I guess my problem is that I take this comment personally. And I don't usually take shit personally; but this gets me every time. I've been a single mom. Being a single mom sucks rancid monkey balls. Especially in the first year (I wasn't really single much longer than that so that's what I know. I'm pretty sure it goes on no matter how long you're single). There is no one else. Even if you do have awesome family (I didn't) and even more awesome friends (I did) it's still all on you. ALL OF IT. All of the time. And no matter the custody situation, when it's your turn you're on your own. All of that worrying you do late at night, whispering your fears and insecurities to your husband in the dark? That's all on you. There's no one to whisper back that you're really doing OK and you're not fucking up your kids so bad they'll never forgive you. You fall asleep most nights exhausted trying to figure out how to make it all work out. There are good an happy times, because you have to make sure that there are. But for you, these times are peppered with guilt and frustration and regret that you couldn't make it better because it's just you. Every parenting insecurity you ever had is hovering just outside your peripheral. All. The. Time. The times when you think you're going to do it are there; when you're confident and think everything might just be OK after all. And then someone has a meltdown, or throws up at school, or, or, or, or, or... and there's no back up. You realize just what the "single" part of single-parent means on a visceral level.
I think I take this so personally is because, for me, my divorce and decision to become a single-mom was the biggest failure of my life. I don't for one moment regret my decision. I don't think that there was anything that I could have done that would have saved my first marriage. However, I know in my heart that I did not do everything in my power to try to make it better. I could have fought harder. I could have tried 100 different things, but I didn't. I see it as a personal failure. It was my marriage and it failed. Therefore, I failed. My ex-husband was an asshole of galactic proportions. He'll admit to that. When we failed, I failed. There is no one on this earth that will ever convince me differently.

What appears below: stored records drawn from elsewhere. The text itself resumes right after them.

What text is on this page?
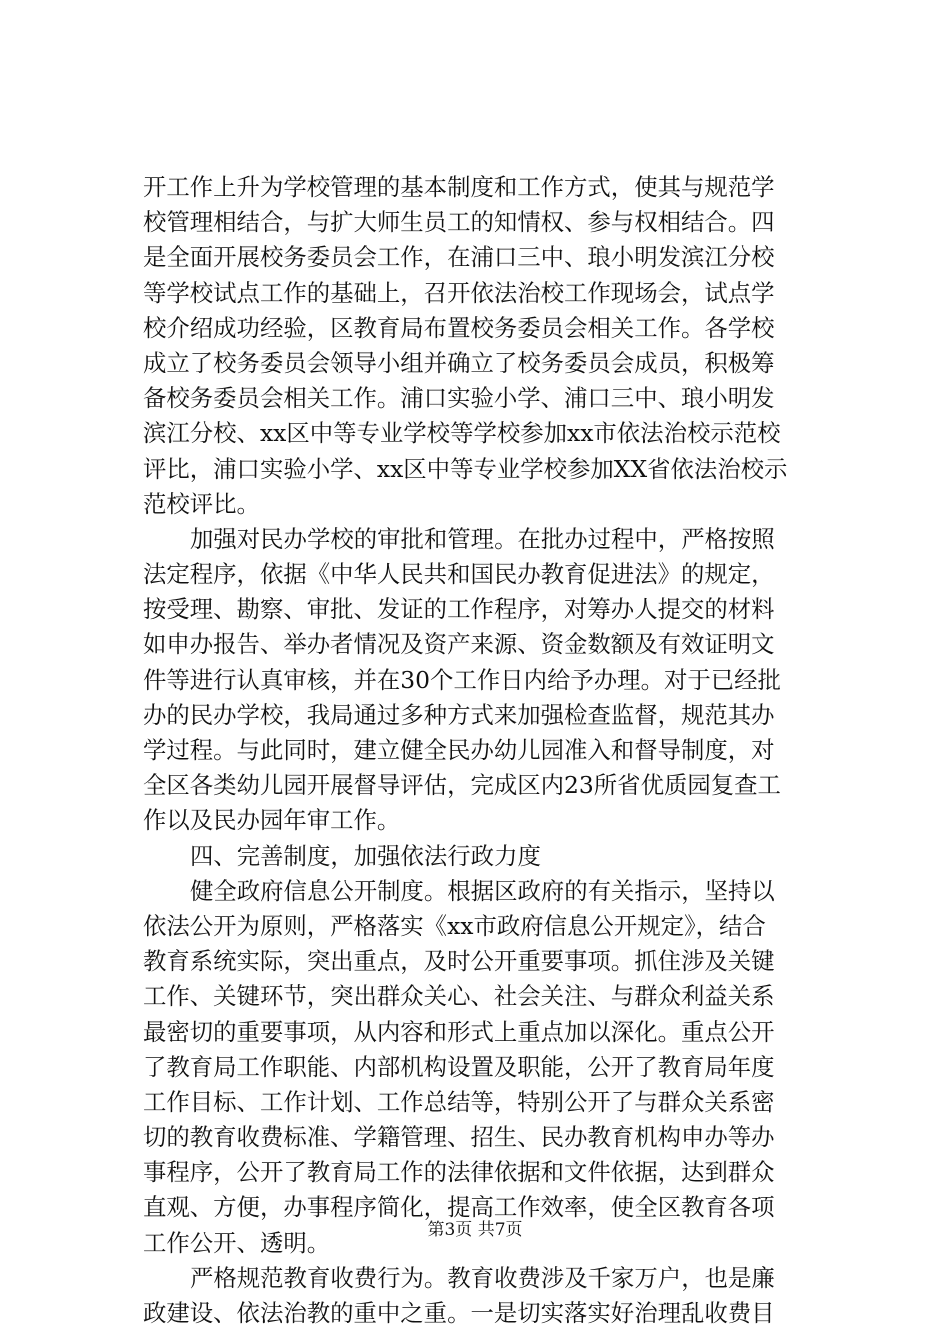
开工作上升为学校管理的基本制度和工作方式，使其与规范学
校管理相结合，与扩大师生员工的知情权、参与权相结合。四
是全面开展校务委员会工作，在浦口三中、琅小明发滨江分校
等学校试点工作的基础上，召开依法治校工作现场会，试点学
校介绍成功经验，区教育局布置校务委员会相关工作。各学校
成立了校务委员会领导小组并确立了校务委员会成员，积极筹
备校务委员会相关工作。浦口实验小学、浦口三中、琅小明发
滨江分校、xx区中等专业学校等学校参加xx市依法治校示范校
评比，浦口实验小学、xx区中等专业学校参加XX省依法治校示
范校评比。
加强对民办学校的审批和管理。在批办过程中，严格按照
法定程序，依据《中华人民共和国民办教育促进法》的规定，
按受理、勘察、审批、发证的工作程序，对筹办人提交的材料
如申办报告、举办者情况及资产来源、资金数额及有效证明文
件等进行认真审核，并在30个工作日内给予办理。对于已经批
办的民办学校，我局通过多种方式来加强检查监督，规范其办
学过程。与此同时，建立健全民办幼儿园准入和督导制度，对
全区各类幼儿园开展督导评估，完成区内23所省优质园复查工
作以及民办园年审工作。
四、完善制度，加强依法行政力度
健全政府信息公开制度。根据区政府的有关指示，坚持以
依法公开为原则，严格落实《xx市政府信息公开规定》，结合
教育系统实际，突出重点，及时公开重要事项。抓住涉及关键
工作、关键环节，突出群众关心、社会关注、与群众利益关系
最密切的重要事项，从内容和形式上重点加以深化。重点公开
了教育局工作职能、内部机构设置及职能，公开了教育局年度
工作目标、工作计划、工作总结等，特别公开了与群众关系密
切的教育收费标准、学籍管理、招生、民办教育机构申办等办
事程序，公开了教育局工作的法律依据和文件依据，达到群众
直观、方便，办事程序简化，提高工作效率，使全区教育各项
工作公开、透明。
严格规范教育收费行为。教育收费涉及千家万户，也是廉
政建设、依法治教的重中之重。一是切实落实好治理乱收费目
第3页 共7页
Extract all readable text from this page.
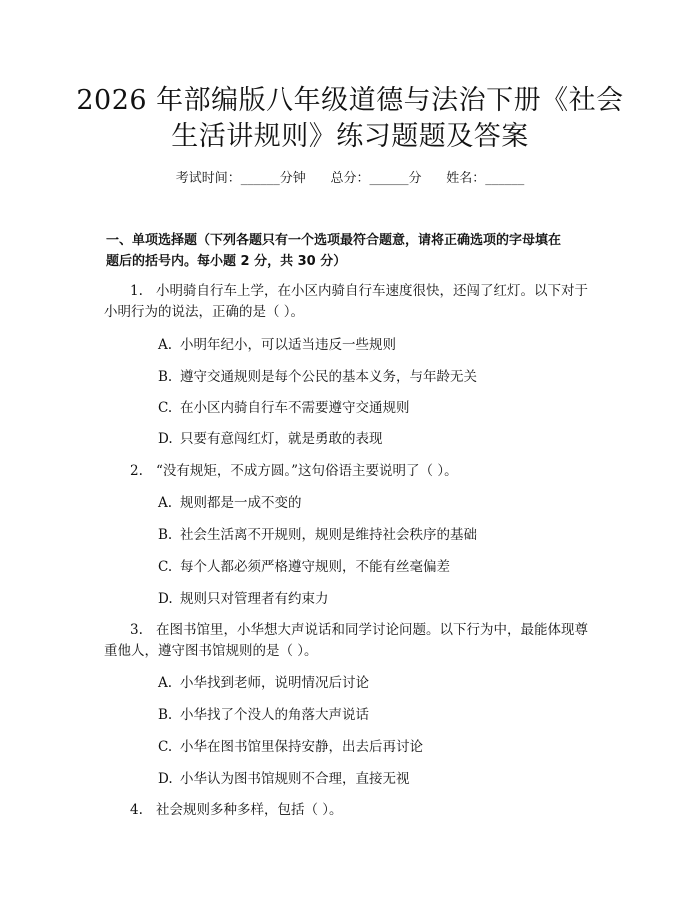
2026 年部编版八年级道德与法治下册《社会
生活讲规则》练习题题及答案
考试时间：______分钟      总分：______分      姓名：______
一、单项选择题（下列各题只有一个选项最符合题意，请将正确选项的字母填在
题后的括号内。每小题 2 分，共 30 分）
1. 小明骑自行车上学，在小区内骑自行车速度很快，还闯了红灯。以下对于
小明行为的说法，正确的是（ ）。
A. 小明年纪小，可以适当违反一些规则
B. 遵守交通规则是每个公民的基本义务，与年龄无关
C. 在小区内骑自行车不需要遵守交通规则
D. 只要有意闯红灯，就是勇敢的表现
2. “没有规矩，不成方圆。”这句俗语主要说明了（ ）。
A. 规则都是一成不变的
B. 社会生活离不开规则，规则是维持社会秩序的基础
C. 每个人都必须严格遵守规则，不能有丝毫偏差
D. 规则只对管理者有约束力
3. 在图书馆里，小华想大声说话和同学讨论问题。以下行为中，最能体现尊
重他人，遵守图书馆规则的是（ ）。
A. 小华找到老师，说明情况后讨论
B. 小华找了个没人的角落大声说话
C. 小华在图书馆里保持安静，出去后再讨论
D. 小华认为图书馆规则不合理，直接无视
4. 社会规则多种多样，包括（ ）。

This is my personal demon and it's hard to hear someone be flip about something that caused me so much pain. I know there is no malice in the hearts of my friends when they use this. It's a simple turn-of-phrase. These women are my friends! These are the women I turn to when I need to bitch about Doug not taking out the garbage - again. Or the size of my ass, or the gray hair I pulled out of my head, or any of another million little (and big) things I love my friends for.

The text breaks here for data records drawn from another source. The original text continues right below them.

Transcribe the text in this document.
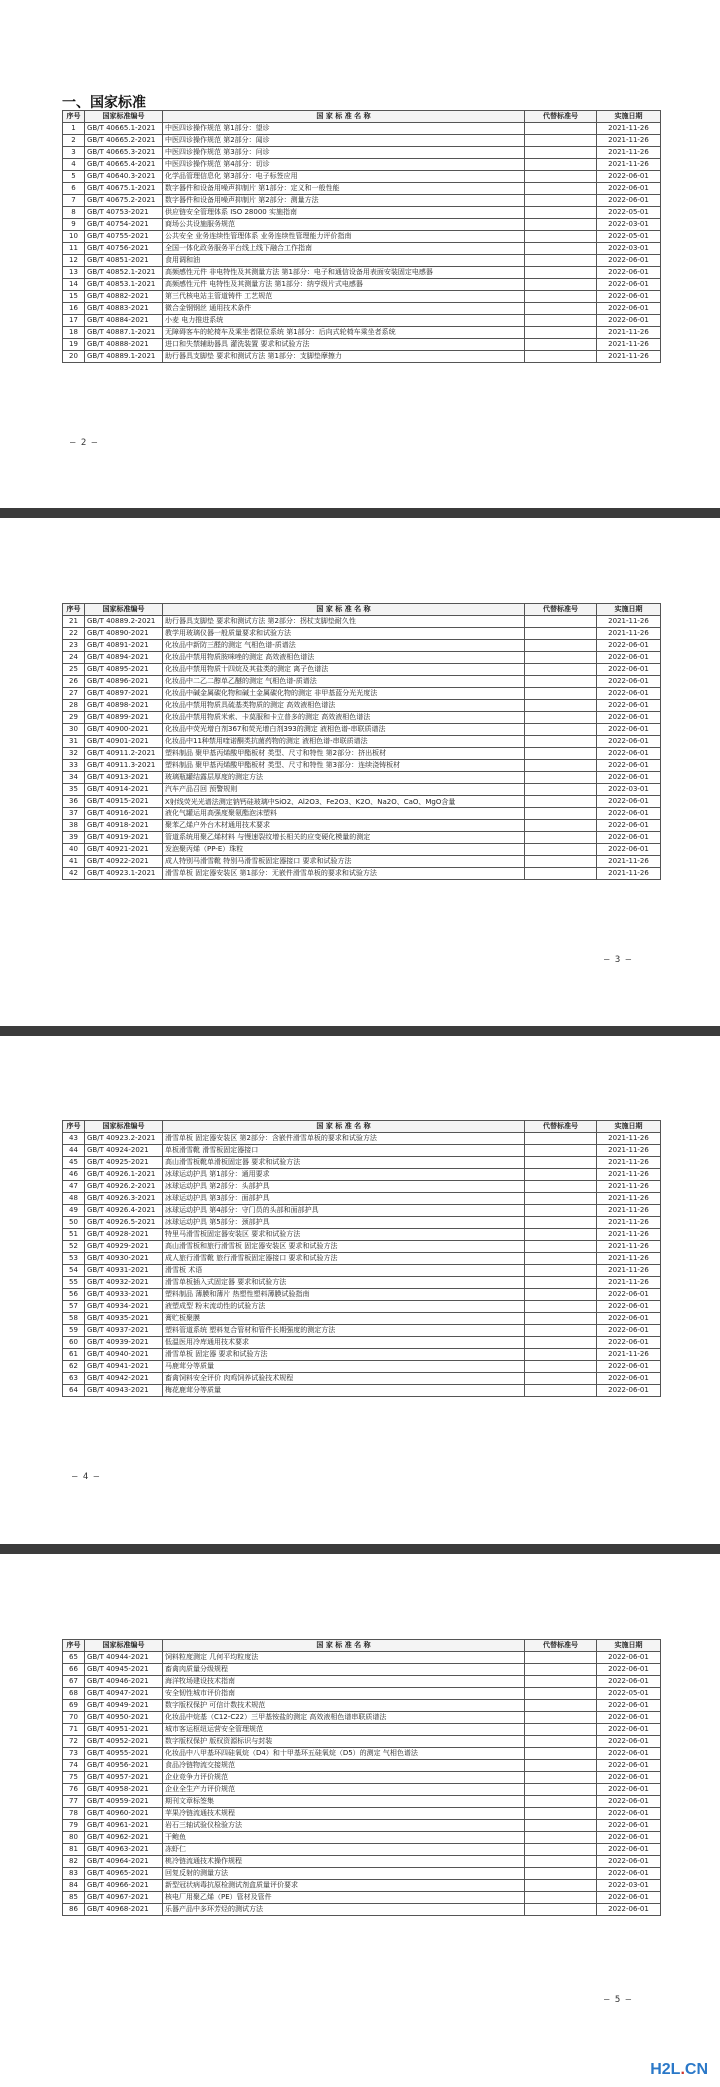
一、国家标准
序号	国家标准编号	国 家 标 准 名 称	代替标准号	实施日期
1	GB/T 40665.1-2021	中医四诊操作规范 第1部分：望诊		2021-11-26
2	GB/T 40665.2-2021	中医四诊操作规范 第2部分：闻诊		2021-11-26
3	GB/T 40665.3-2021	中医四诊操作规范 第3部分：问诊		2021-11-26
4	GB/T 40665.4-2021	中医四诊操作规范 第4部分：切诊		2021-11-26
5	GB/T 40640.3-2021	化学品管理信息化 第3部分：电子标签应用		2022-06-01
6	GB/T 40675.1-2021	数字器件和设备用噪声抑制片 第1部分：定义和一般性能		2022-06-01
7	GB/T 40675.2-2021	数字器件和设备用噪声抑制片 第2部分：测量方法		2022-06-01
8	GB/T 40753-2021	供应链安全管理体系 ISO 28000 实施指南		2022-05-01
9	GB/T 40754-2021	商场公共设施服务规范		2022-03-01
10	GB/T 40755-2021	公共安全 业务连续性管理体系 业务连续性管理能力评价指南		2022-05-01
11	GB/T 40756-2021	全国一体化政务服务平台线上线下融合工作指南		2022-03-01
12	GB/T 40851-2021	食用调和油		2022-06-01
13	GB/T 40852.1-2021	高频感性元件 非电特性及其测量方法 第1部分：电子和通信设备用表面安装固定电感器		2022-06-01
14	GB/T 40853.1-2021	高频感性元件 电特性及其测量方法 第1部分：纳亨级片式电感器		2022-06-01
15	GB/T 40882-2021	第三代核电站主管道铸件 工艺规范		2022-06-01
16	GB/T 40883-2021	微合金钢钢丝 通用技术条件		2022-06-01
17	GB/T 40884-2021	小麦 电力推进系统		2022-06-01
18	GB/T 40887.1-2021	无障碍客车的轮椅车及乘坐者限位系统 第1部分：后向式轮椅车乘坐者系统		2021-11-26
19	GB/T 40888-2021	进口和失禁辅助器具 灌洗装置 要求和试验方法		2021-11-26
20	GB/T 40889.1-2021	助行器具支脚垫 要求和测试方法 第1部分：支脚垫摩擦力		2021-11-26
— 2 —
序号	国家标准编号	国 家 标 准 名 称	代替标准号	实施日期
21	GB/T 40889.2-2021	助行器具支脚垫 要求和测试方法 第2部分：拐杖支脚垫耐久性		2021-11-26
22	GB/T 40890-2021	教学用玻璃仪器一般质量要求和试验方法		2021-11-26
23	GB/T 40891-2021	化妆品中新防三醛的测定 气相色谱-质谱法		2022-06-01
24	GB/T 40894-2021	化妆品中禁用物质胺咪唑的测定 高效液相色谱法		2022-06-01
25	GB/T 40895-2021	化妆品中禁用物质十四烷及其盐类的测定 离子色谱法		2022-06-01
26	GB/T 40896-2021	化妆品中二乙二醇单乙醚的测定 气相色谱-质谱法		2022-06-01
27	GB/T 40897-2021	化妆品中碱金属碳化物和碱土金属碳化物的测定 非甲基蓝分光光度法		2022-06-01
28	GB/T 40898-2021	化妆品中禁用物质具硫基类物质的测定 高效液相色谱法		2022-06-01
29	GB/T 40899-2021	化妆品中禁用物质米索、卡莫服和卡立普多的测定 高效液相色谱法		2022-06-01
30	GB/T 40900-2021	化妆品中荧光增白剂367和荧光增白剂393的测定 液相色谱-串联质谱法		2022-06-01
31	GB/T 40901-2021	化妆品中11种禁用喹诺酮类抗菌药物的测定 液相色谱-串联质谱法		2022-06-01
32	GB/T 40911.2-2021	塑料制品 聚甲基丙烯酸甲酯板材 类型、尺寸和特性 第2部分：挤出板材		2022-06-01
33	GB/T 40911.3-2021	塑料制品 聚甲基丙烯酸甲酯板材 类型、尺寸和特性 第3部分：连续浇铸板材		2022-06-01
34	GB/T 40913-2021	玻璃瓶罐结露层厚度的测定方法		2022-06-01
35	GB/T 40914-2021	汽车产品召回 预警规则		2022-03-01
36	GB/T 40915-2021	X射线荧光光谱法测定钠钙硅玻璃中SiO2、Al2O3、Fe2O3、K2O、Na2O、CaO、MgO含量		2022-06-01
37	GB/T 40916-2021	液化气罐运用高强度聚氨酯泡沫塑料		2022-06-01
38	GB/T 40918-2021	聚苯乙烯户外台木材通用技术要求		2022-06-01
39	GB/T 40919-2021	管道系统用聚乙烯材料 与慢速裂纹增长相关的应变硬化模量的测定		2022-06-01
40	GB/T 40921-2021	发泡聚丙烯（PP-E）珠粒		2022-06-01
41	GB/T 40922-2021	成人特别马滑雪靴 特别马滑雪板固定器接口 要求和试验方法		2021-11-26
42	GB/T 40923.1-2021	滑雪单板 固定器安装区 第1部分：无嵌件滑雪单板的要求和试验方法		2021-11-26
— 3 —
序号	国家标准编号	国 家 标 准 名 称	代替标准号	实施日期
43	GB/T 40923.2-2021	滑雪单板 固定器安装区 第2部分：含嵌件滑雪单板的要求和试验方法		2021-11-26
44	GB/T 40924-2021	单板滑雪靴 滑雪板固定器接口		2021-11-26
45	GB/T 40925-2021	高山滑雪板靴单滑板固定器 要求和试验方法		2021-11-26
46	GB/T 40926.1-2021	冰球运动护具 第1部分：通用要求		2021-11-26
47	GB/T 40926.2-2021	冰球运动护具 第2部分：头部护具		2021-11-26
48	GB/T 40926.3-2021	冰球运动护具 第3部分：面部护具		2021-11-26
49	GB/T 40926.4-2021	冰球运动护具 第4部分：守门员的头部和面部护具		2021-11-26
50	GB/T 40926.5-2021	冰球运动护具 第5部分：颈部护具		2021-11-26
51	GB/T 40928-2021	特里马滑雪板固定器安装区 要求和试验方法		2021-11-26
52	GB/T 40929-2021	高山滑雪板和旅行滑雪板 固定器安装区 要求和试验方法		2021-11-26
53	GB/T 40930-2021	成人旅行滑雪靴 旅行滑雪板固定器接口 要求和试验方法		2021-11-26
54	GB/T 40931-2021	滑雪板 术语		2021-11-26
55	GB/T 40932-2021	滑雪单板插入式固定器 要求和试验方法		2021-11-26
56	GB/T 40933-2021	塑料制品 薄膜和薄片 热塑性塑料薄膜试验指南		2022-06-01
57	GB/T 40934-2021	液塑成型 粉末流动性的试验方法		2022-06-01
58	GB/T 40935-2021	膏贮板聚膜		2022-06-01
59	GB/T 40937-2021	塑料管道系统 塑料复合管材和管件长期强度的测定方法		2022-06-01
60	GB/T 40939-2021	低温医用冷库通用技术要求		2022-06-01
61	GB/T 40940-2021	滑雪单板 固定器 要求和试验方法		2021-11-26
62	GB/T 40941-2021	马鹿茸分等质量		2022-06-01
63	GB/T 40942-2021	畜禽饲料安全评价 肉鸡饲养试验技术规程		2022-06-01
64	GB/T 40943-2021	梅花鹿茸分等质量		2022-06-01
— 4 —
序号	国家标准编号	国 家 标 准 名 称	代替标准号	实施日期
65	GB/T 40944-2021	饲料粒度测定 几何平均粒度法		2022-06-01
66	GB/T 40945-2021	畜禽肉质量分级规程		2022-06-01
67	GB/T 40946-2021	海洋牧场建设技术指南		2022-06-01
68	GB/T 40947-2021	安全韧性城市评价指南		2022-05-01
69	GB/T 40949-2021	数字版权保护 可信计数技术规范		2022-06-01
70	GB/T 40950-2021	化妆品中烷基（C12-C22）三甲基铵盐的测定 高效液相色谱串联质谱法		2022-06-01
71	GB/T 40951-2021	城市客运枢纽运营安全管理规范		2022-06-01
72	GB/T 40952-2021	数字版权保护 版权资源标识与封装		2022-06-01
73	GB/T 40955-2021	化妆品中八甲基环四硅氧烷（D4）和十甲基环五硅氧烷（D5）的测定 气相色谱法		2022-06-01
74	GB/T 40956-2021	食品冷链物流交接规范		2022-06-01
75	GB/T 40957-2021	企业竞争力评价规范		2022-06-01
76	GB/T 40958-2021	企业全生产力评价规范		2022-06-01
77	GB/T 40959-2021	期刊文章标签集		2022-06-01
78	GB/T 40960-2021	苹果冷链流通技术规程		2022-06-01
79	GB/T 40961-2021	岩石三轴试验仪检验方法		2022-06-01
80	GB/T 40962-2021	干鲍鱼		2022-06-01
81	GB/T 40963-2021	冻虾仁		2022-06-01
82	GB/T 40964-2021	桃冷链流通技术操作规程		2022-06-01
83	GB/T 40965-2021	回复反射的测量方法		2022-06-01
84	GB/T 40966-2021	新型冠状病毒抗原检测试剂盒质量评价要求		2022-03-01
85	GB/T 40967-2021	核电厂用聚乙烯（PE）管材及管件		2022-06-01
86	GB/T 40968-2021	乐器产品中多环芳烃的测试方法		2022-06-01
— 5 —
H2L.CN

I said I know this isn't rational. This is my issue. This is my crazy. So ladies, if I bite your head off, or leave a snippy comment, or don't guffaw at something obviously hilarious it's OK. We all have our shit, and this is just some of mine.

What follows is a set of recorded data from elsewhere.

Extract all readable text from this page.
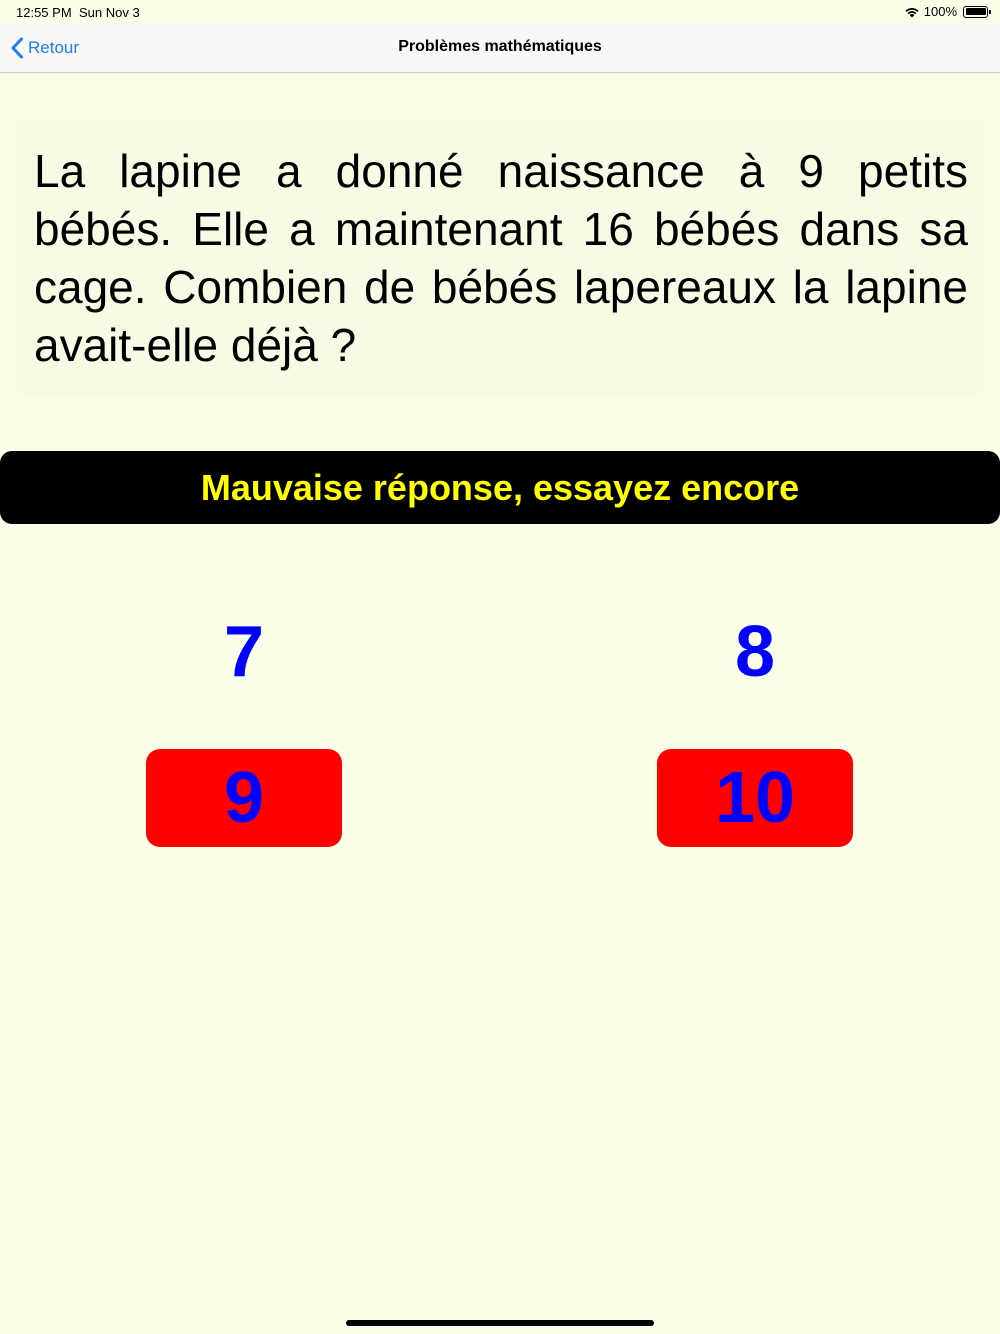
12:55 PM Sun Nov 3	100%
Retour	Problèmes mathématiques

La lapine a donné naissance à 9 petits bébés. Elle a maintenant 16 bébés dans sa cage. Combien de bébés lapereaux la lapine avait-elle déjà ?

Mauvaise réponse, essayez encore
7	8
9	10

When your husband comes home, love him. Hug him. Put a little extra effort into whatever may need it so that you never have to stop bitching about being a single-mom because you're too busy actually being one.
With all my love,
1 comment:
From one former single mom to another - hell yeah! It sets me off the same way. That shit is Annoying. You don't know what it's like to really be a single mom if you have a date planned in the near future for NOT being one. I feel like unless your husband is deployed in the military, you do not get to claim single mom status when you aren't. Frankly, you haven't earned it and be f'ing thankful for that. You are lucky you haven't truly been there.